La CITES à la recherche de nouvelles sources financières pour venir à bout du déclin des espèces sauvages

Document non officiel
destiné uniquement aux médias

Le braconnage des rhinocéros et des éléphants, le commerce des espèces produisant du bois,
la viande de brousse sont aussi à l’ordre du jour

Genève, 16 août 2011 – La recherche de solutions financières novatrices pour aider les pays à réglementer efficacement le commerce des espèces sauvages occupera une place de choix à la 61e session du Comité permanent de la Convention sur le commerce international des espèces de faune et de flore sauvages menacées d’extinction (CITES) qui aura lieu à Genève cette semaine (du 15 au 19 août). Quelque 300 participants sont attendus du monde entier, notamment des observateurs de Parties, d’organisations intergouvernementales, du secteur privé et d’organisations non gouvernementales spécialisées.

En haut: (de gauche à droite) M. John Scanlon, Secrétaire général de la CITES, M. Øystein Størkersen, Président du Comité permanent CITES et M. Jonathan Barzdo, Secrétariat CITES
En bas: Lieu où se dérouleront les séances plénières de la 61e session du Comité permanent (cliquez pour agrandir)

Le Comité permanent CITES supervise la mise en œuvre des règles du commerce  international de plus de 34 000 espèces entre chaque réunion triennale des 175 Etats Membres de la CITES. Tout en haut de l’ordre du jour sont inscrites les questions concernant les nouveaux mécanismes financiers, la conservation des éléphants, les mesures visant à réduire les niveaux actuels de braconnage des rhinocéros, le tigre et autres grands félins, l’acajou et autres espèces donnant du bois, l’esturgeon et le commerce du caviar, et l’origine des peaux de reptiles utilisées dans l’industrie du cuir.

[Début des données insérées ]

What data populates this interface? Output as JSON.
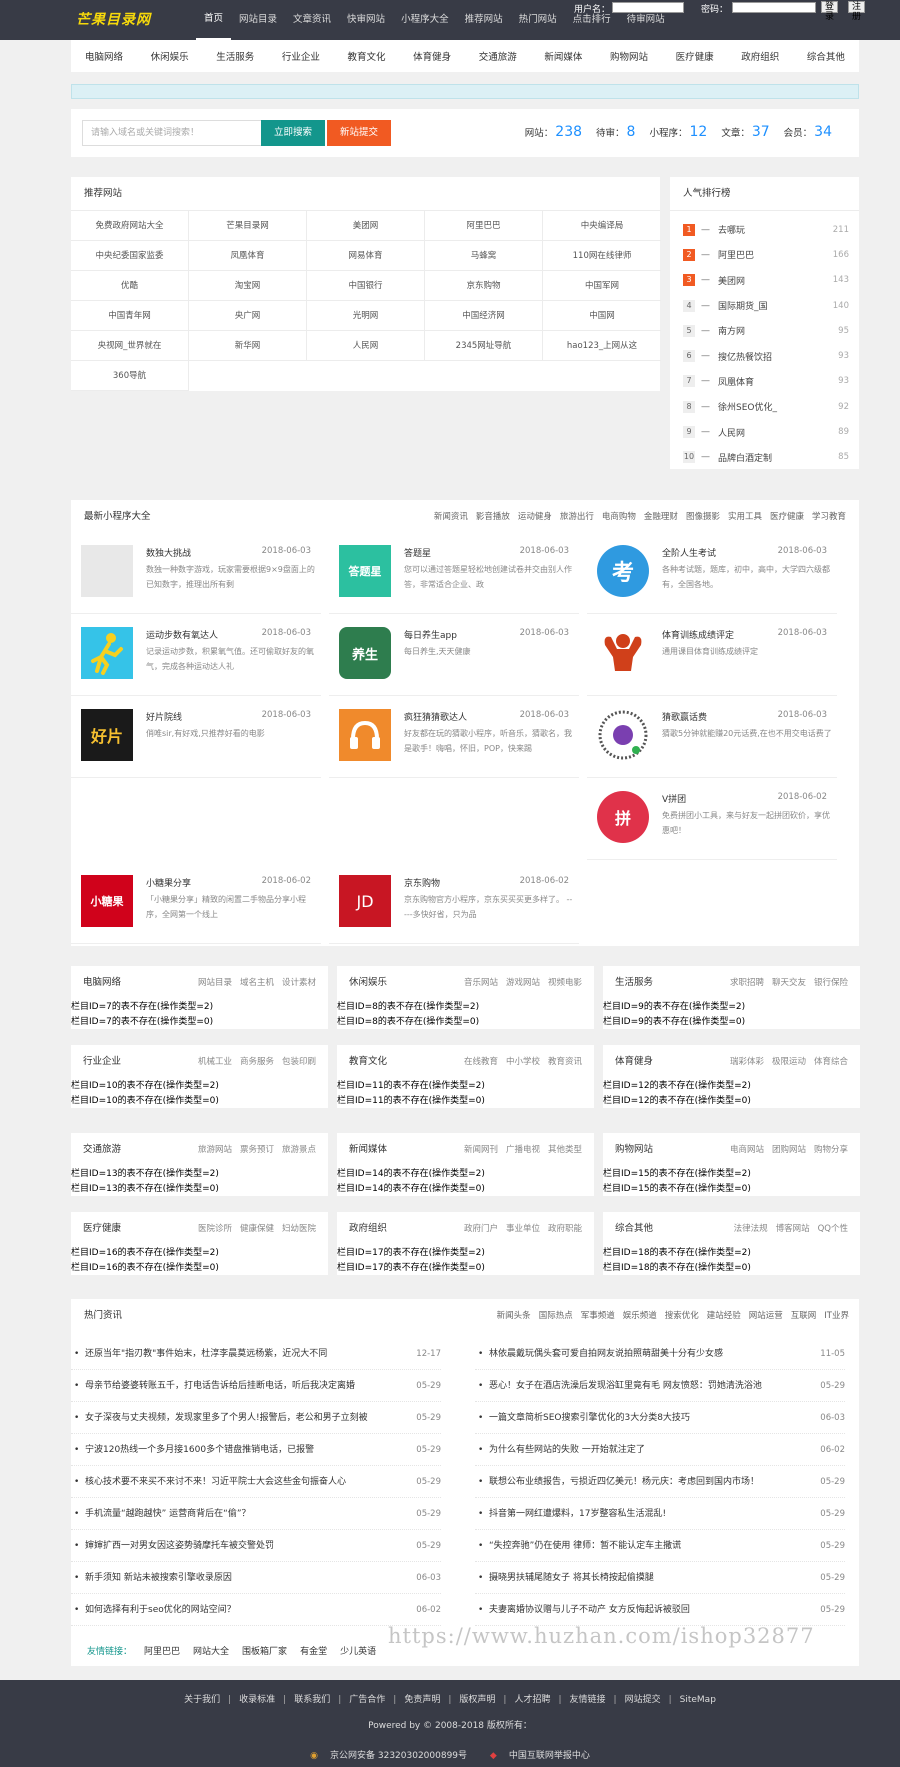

“Il faut des solutions financières innovantes pour accomplir l’énorme tâche de conservation qui est devant nous” a déclaré le Secrétaire général de la CITES, John E. Scanlon. “Avec près de sept milliards d’êtres humains qui consomment, chaque jour, la biodiversité sous forme de médicaments, d’aliments, de vêtements, de meubles, de parfums ou d’articles de luxe, une CITES forte est encore plus utile et nécessaire aujourd’hui que jamais. Il est crucial de renforcer la coopération avec d’autres organisations et initiatives si l’on veut combler le fossé financier entre les coûts d’application efficace des règlements CITES,  les ressources actuellement attribuées et les services fournis aux parties prenantes”, a-t-il ajouté.

“La CITES est un des instruments de conservation de la nature les plus importants du monde parce qu’elle opère dans un contexte très focalisé et très pratique, au niveau de chaque pays. Cependant, par sa nature opérationnelle, il se peut que la CITES soit déconnectée d’autres activités et processus liés et qu’elle ne soit pas dans le cadran supérieur de l’écran-radar politique, ce qui a des incidences négatives sur le flux de ressources pour la Convention. Les difficultés d’application sont énormes et il est grand temps de s’assurer que la  CITES figure tout en haut de l’agenda politique et attire le niveau de ressources qu’elle mérite et dont elle a besoin" a plaidé le nouveau Président du Comité permanent, M. Oystein Storkersen (Norvège).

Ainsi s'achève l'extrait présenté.